Another weight dropped on Wall Street Tuesday when the head of the Federal Reserve said that it may halt its immense support for financial markets sooner than expected given the persistently high inflation sweeping the world. But since climbing out of its early 2020 collapse caused by the first wave of COVID-19, one hallmark of the stock market’s powerful run has been the continued willingness by bargain-hunting investors to buy following any dip in prices. That lasting habit has helped the S&P 500 set 66 all-time highs so far in 2021, the second-most on record for a year, according to S&P Dow Jones Indices. It also helped the Dow Jones Industrial Average to rise 358 points, or 1%, to 34,841, as of 10:09 a.m. Eastern time. The Nasdaq composite was 1.5% higher.
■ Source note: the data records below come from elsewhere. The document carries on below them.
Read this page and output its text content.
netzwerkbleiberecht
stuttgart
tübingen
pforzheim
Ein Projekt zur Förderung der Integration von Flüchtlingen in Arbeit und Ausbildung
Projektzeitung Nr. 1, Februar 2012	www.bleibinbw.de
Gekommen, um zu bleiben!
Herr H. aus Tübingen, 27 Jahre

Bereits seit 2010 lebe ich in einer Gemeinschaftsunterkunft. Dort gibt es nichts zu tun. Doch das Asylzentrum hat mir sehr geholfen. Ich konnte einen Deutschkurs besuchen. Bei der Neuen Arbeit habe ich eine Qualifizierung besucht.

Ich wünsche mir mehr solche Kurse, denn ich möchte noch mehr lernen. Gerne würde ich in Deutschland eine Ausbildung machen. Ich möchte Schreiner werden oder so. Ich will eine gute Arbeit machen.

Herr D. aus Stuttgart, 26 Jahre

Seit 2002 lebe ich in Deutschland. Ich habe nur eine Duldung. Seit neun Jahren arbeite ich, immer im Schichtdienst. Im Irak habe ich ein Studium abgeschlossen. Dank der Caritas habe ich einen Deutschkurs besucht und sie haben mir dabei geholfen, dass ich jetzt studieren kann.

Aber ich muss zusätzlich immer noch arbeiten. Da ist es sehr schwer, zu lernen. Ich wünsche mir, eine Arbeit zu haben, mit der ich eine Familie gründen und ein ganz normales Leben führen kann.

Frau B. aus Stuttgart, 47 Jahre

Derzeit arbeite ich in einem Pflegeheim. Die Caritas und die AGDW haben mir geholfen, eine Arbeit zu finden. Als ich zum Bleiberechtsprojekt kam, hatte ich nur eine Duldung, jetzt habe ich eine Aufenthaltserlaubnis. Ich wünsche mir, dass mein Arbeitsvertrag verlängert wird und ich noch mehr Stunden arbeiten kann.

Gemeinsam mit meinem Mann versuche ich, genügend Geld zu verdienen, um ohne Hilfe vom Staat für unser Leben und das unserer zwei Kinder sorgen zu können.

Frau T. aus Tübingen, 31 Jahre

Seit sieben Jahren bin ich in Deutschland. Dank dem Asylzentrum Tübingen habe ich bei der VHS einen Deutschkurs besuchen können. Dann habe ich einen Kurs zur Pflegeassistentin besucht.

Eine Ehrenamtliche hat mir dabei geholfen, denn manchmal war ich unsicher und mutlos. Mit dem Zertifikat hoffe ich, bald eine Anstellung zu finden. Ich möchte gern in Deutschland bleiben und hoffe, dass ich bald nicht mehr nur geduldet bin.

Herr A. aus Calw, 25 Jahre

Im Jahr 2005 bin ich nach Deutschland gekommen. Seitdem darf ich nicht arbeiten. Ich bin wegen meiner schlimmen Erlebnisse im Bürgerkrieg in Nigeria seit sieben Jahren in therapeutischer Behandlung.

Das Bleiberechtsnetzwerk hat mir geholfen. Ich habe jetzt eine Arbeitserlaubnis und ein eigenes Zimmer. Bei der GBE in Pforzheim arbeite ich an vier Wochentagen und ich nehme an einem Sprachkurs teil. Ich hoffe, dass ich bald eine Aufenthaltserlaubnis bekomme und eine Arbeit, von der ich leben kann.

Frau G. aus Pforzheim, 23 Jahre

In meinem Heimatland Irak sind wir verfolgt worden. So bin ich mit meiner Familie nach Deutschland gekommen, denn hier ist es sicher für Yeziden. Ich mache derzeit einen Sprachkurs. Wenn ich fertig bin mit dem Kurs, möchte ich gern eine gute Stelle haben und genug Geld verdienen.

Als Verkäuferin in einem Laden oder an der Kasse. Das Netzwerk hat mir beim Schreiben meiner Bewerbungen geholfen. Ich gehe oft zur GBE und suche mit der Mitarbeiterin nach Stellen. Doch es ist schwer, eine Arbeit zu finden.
Longer-term Treasury yields also recovered some of their sharp drops from the day before triggered by worries about slowing economic growth.
The yield on the 10-year Treasury rose to 1.49% from 1.44% late Tuesday, when it fell from 1.52%. Some better-than-expected data on the economy helped. A report from the Institute for Supply Management showed that growth in the U.S. manufacturing sector accelerated a touch faster last month than economists expected.
A separate report from payroll processor ADP said that non-government employers hired more people in November than economists expected. That could raise expectations for Friday’s more comprehensive jobs report from the U.S. government, though the ADP report doesn’t have a perfect track record predicting it.